WBOアジア・パシフィック・スーパーウエルター級王者井上岳志(31=ワールドスポーツ)が敵地でWBO世界同級1位ティム・チュー(27=オーストラリア)に敗れた。

日本未公認王座のWBOグローバル同級王者でもあるチューに挑戦し、0-3の判定負けを喫した。WBO世界同級6位でもある井上にとって世界ランカー対決。「簡単に勝てるとは思っていない。中盤から終盤にKOで勝つ」とアウェーでの戦い方を意識しながら、世界前哨戦として臨んだ1戦だった。

元3団体統一スーパーライト級王者コンスタンチン・チューを父に持つ地元の人気スター選手のプレッシャーを序盤から受けた。前に出てくるチューに手数多く攻められた井上は、ガードを固め、カウンターを仕掛けた。4回にはコーナーに追い詰められ、右ストレートや右アッパーを浴びた。5回にはチューのラッシュで後退。6回には左フックで反撃したが、ボディーブローなどパワフルな強打に対抗できなかった。

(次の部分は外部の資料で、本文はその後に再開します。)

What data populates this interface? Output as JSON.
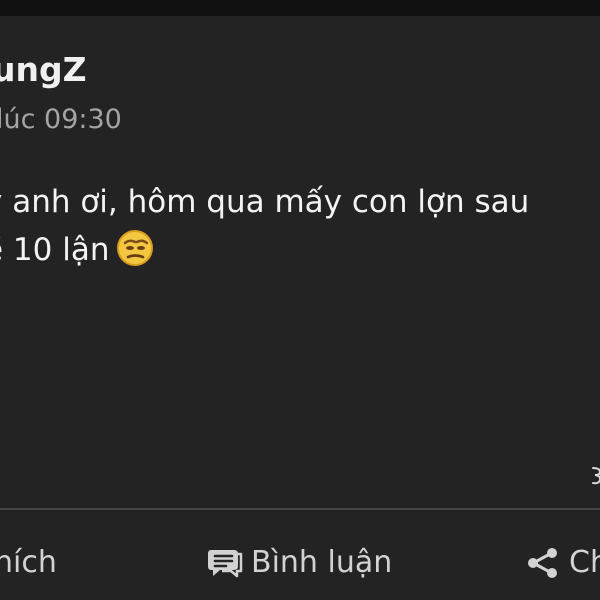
{
  "post": {
    "author": "ungZ",
    "timestamp": "lúc 09:30",
    "text_line_1": "y anh ơi, hôm qua mấy con lợn sau",
    "text_line_2": "ề 10 lận",
    "emoji_icon": "unamused-face-icon"
  },
  "actions": {
    "like_label": "hích",
    "comment_label": "Bình luận",
    "share_label": "Ch"
  },
  "colors": {
    "background": "#232323",
    "top_strip": "#101010",
    "primary_text": "#f3f3f3",
    "secondary_text": "#a4a4a4",
    "divider": "#454545",
    "action_text": "#d2d2d2"
  }
}
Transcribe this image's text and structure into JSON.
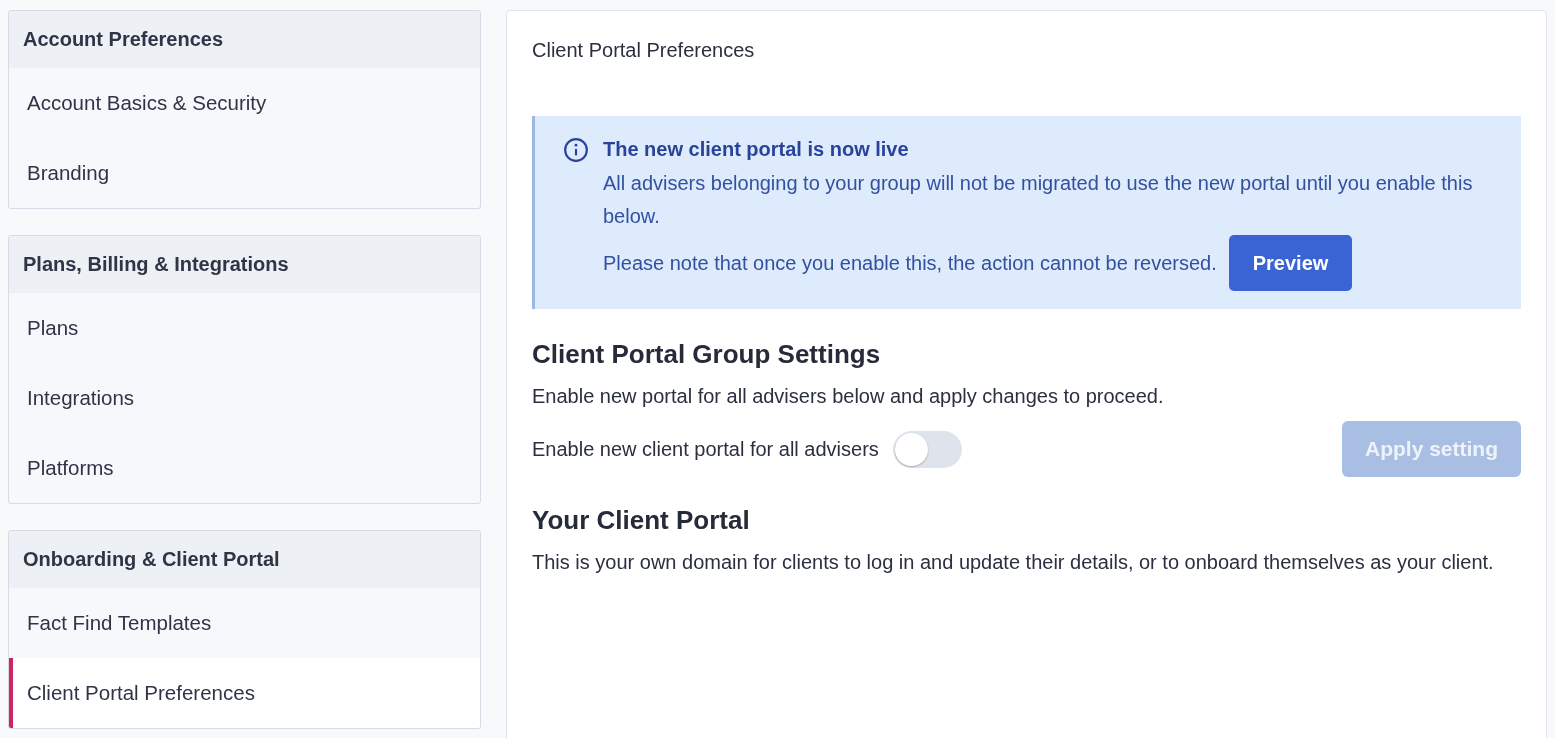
{
  "sidebar": {
    "groups": [
      {
        "title": "Account Preferences",
        "items": [
          {
            "label": "Account Basics & Security",
            "selected": false
          },
          {
            "label": "Branding",
            "selected": false
          }
        ]
      },
      {
        "title": "Plans, Billing & Integrations",
        "items": [
          {
            "label": "Plans",
            "selected": false
          },
          {
            "label": "Integrations",
            "selected": false
          },
          {
            "label": "Platforms",
            "selected": false
          }
        ]
      },
      {
        "title": "Onboarding & Client Portal",
        "items": [
          {
            "label": "Fact Find Templates",
            "selected": false
          },
          {
            "label": "Client Portal Preferences",
            "selected": true
          }
        ]
      }
    ]
  },
  "main": {
    "title": "Client Portal Preferences",
    "notice": {
      "title": "The new client portal is now live",
      "body": "All advisers belonging to your group will not be migrated to use the new portal until you enable this below.",
      "note": "Please note that once you enable this, the action cannot be reversed.",
      "button": "Preview"
    },
    "group_settings": {
      "heading": "Client Portal Group Settings",
      "description": "Enable new portal for all advisers below and apply changes to proceed.",
      "toggle": {
        "label": "Enable new client portal for all advisers",
        "on": false
      },
      "apply_button": {
        "label": "Apply setting",
        "disabled": true
      }
    },
    "portal": {
      "heading": "Your Client Portal",
      "description": "This is your own domain for clients to log in and update their details, or to onboard themselves as your client."
    }
  }
}
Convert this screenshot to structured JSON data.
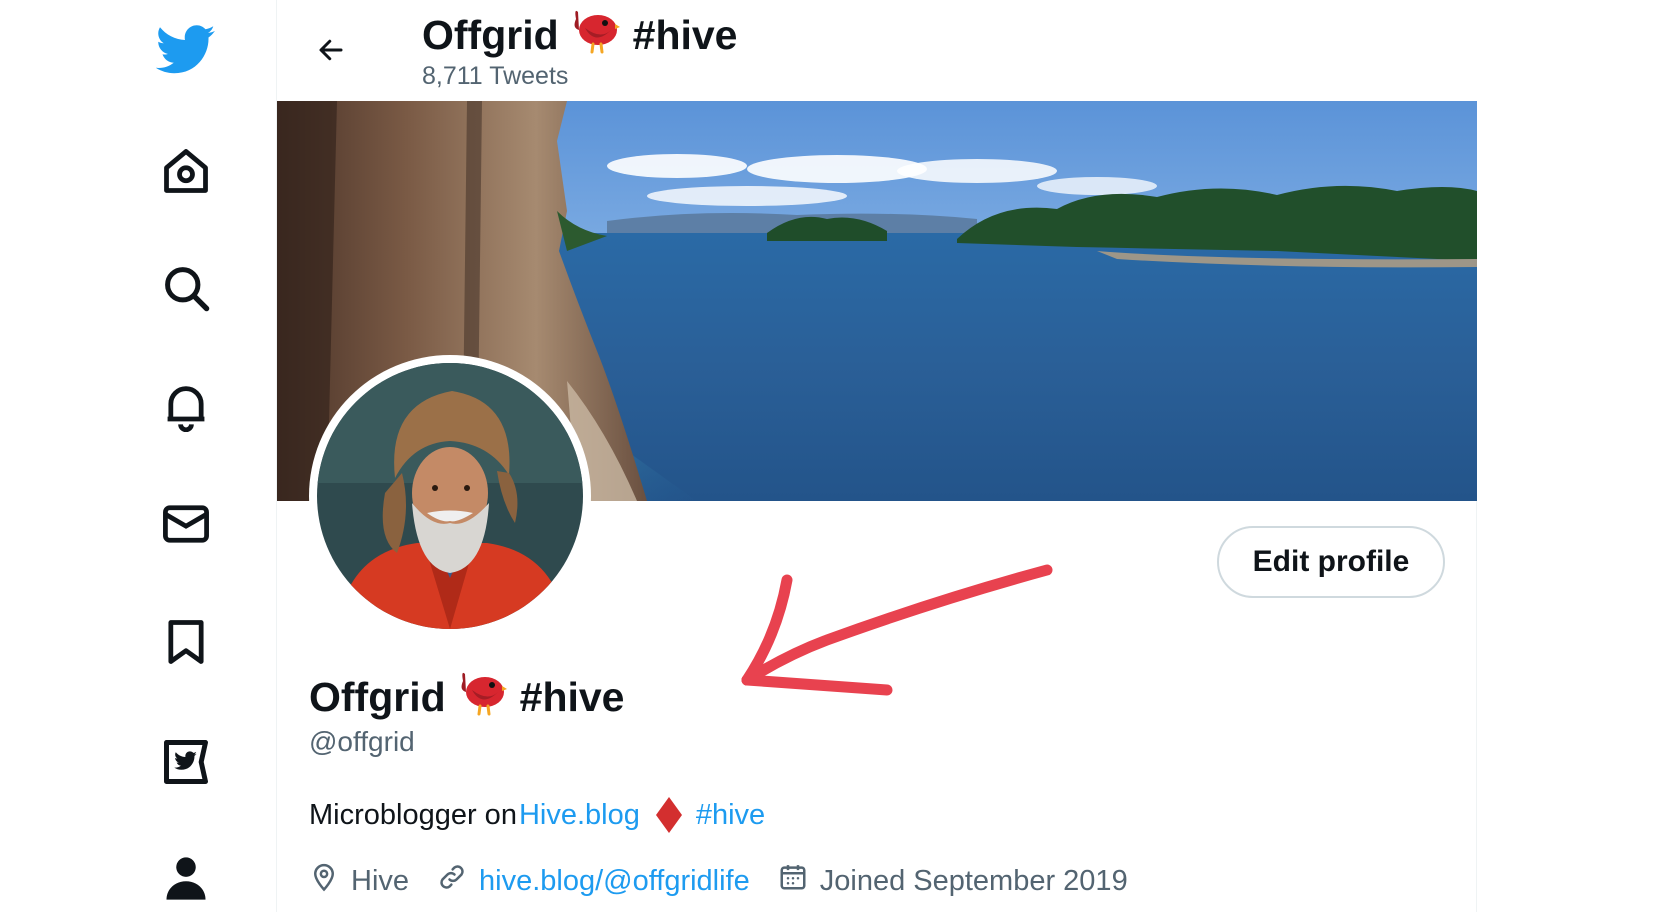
{
  "nav": {
    "items": [
      "logo",
      "home",
      "explore",
      "notifications",
      "messages",
      "bookmarks",
      "twitter-blue",
      "profile"
    ]
  },
  "header": {
    "name": "Offgrid",
    "hashtag": "#hive",
    "tweet_count": "8,711 Tweets"
  },
  "profile": {
    "name": "Offgrid",
    "hashtag": "#hive",
    "handle": "@offgrid",
    "edit_label": "Edit profile",
    "bio_prefix": "Microblogger on",
    "bio_link": "Hive.blog",
    "bio_hashtag": "#hive",
    "location": "Hive",
    "website": "hive.blog/@offgridlife",
    "joined": "Joined September 2019"
  },
  "colors": {
    "brand": "#1d9bf0",
    "secondary_text": "#536471",
    "annotation_arrow": "#e8424f",
    "hive_diamond": "#d32f2f"
  }
}
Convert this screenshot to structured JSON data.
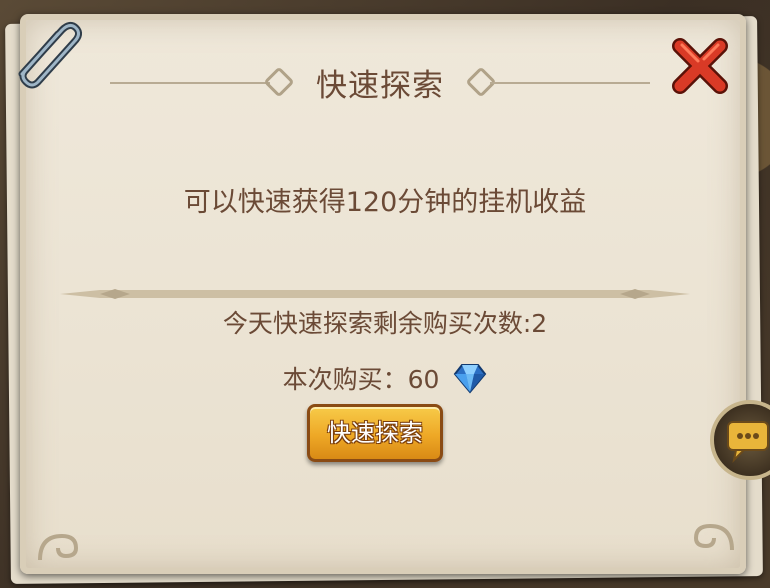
{
  "dialog": {
    "title": "快速探索",
    "description": "可以快速获得120分钟的挂机收益",
    "remaining_label": "今天快速探索剩余购买次数:2",
    "cost_label": "本次购买：60",
    "explore_button_label": "快速探索"
  },
  "icons": {
    "close": "close-icon",
    "diamond": "diamond-icon",
    "paperclip": "paperclip-icon",
    "chat": "chat-icon"
  },
  "colors": {
    "panel_bg": "#ebe3d3",
    "text_brown": "#6b4a36",
    "button_gold": "#eea826",
    "close_red": "#d02a20",
    "diamond_blue": "#3b8de0"
  }
}
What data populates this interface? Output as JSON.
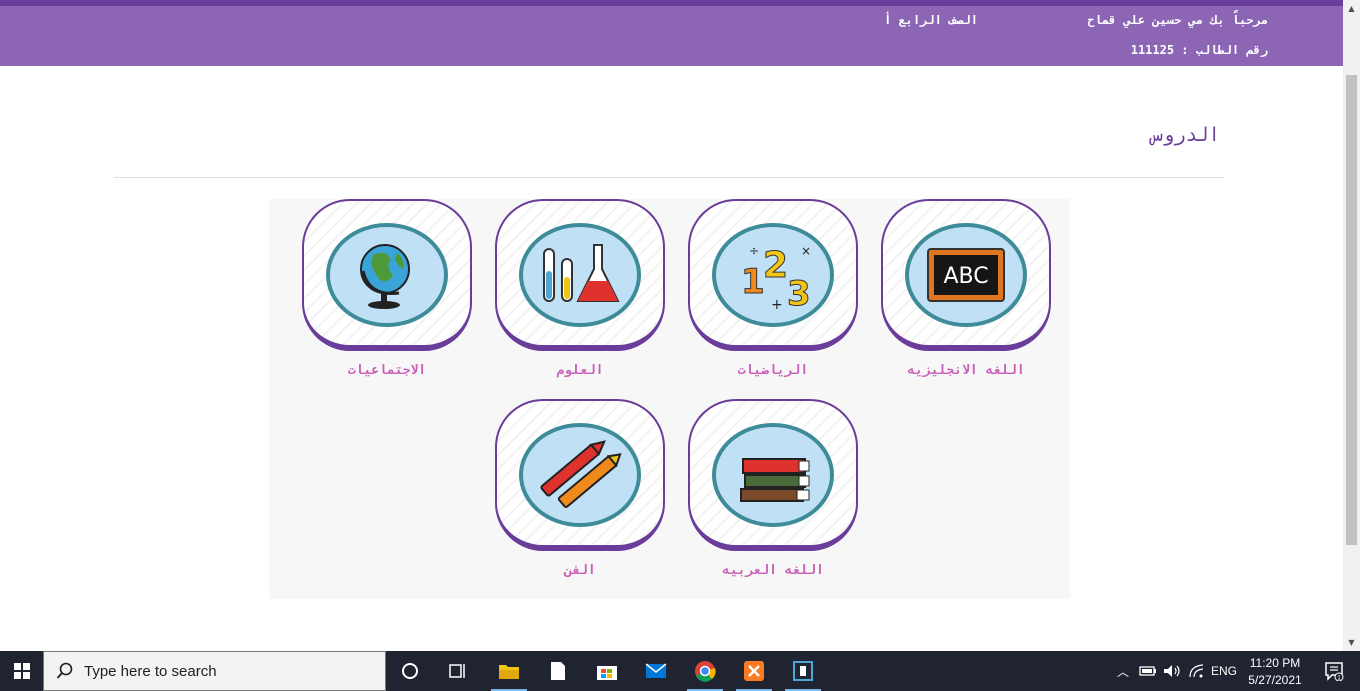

9回以降、疲労のみえてきたチューに対し、井上は連打で応戦。終盤にかけて粘りのファイトをみせたが、最終12回にスリップ気味にバランスを崩してダウン。最後まで主導権を握れなかった。スーパーウエルター級でWBO1位、IBF、WBCでは3位に入る世界トップの強豪チューの保持する王座を奪うことはできなかった。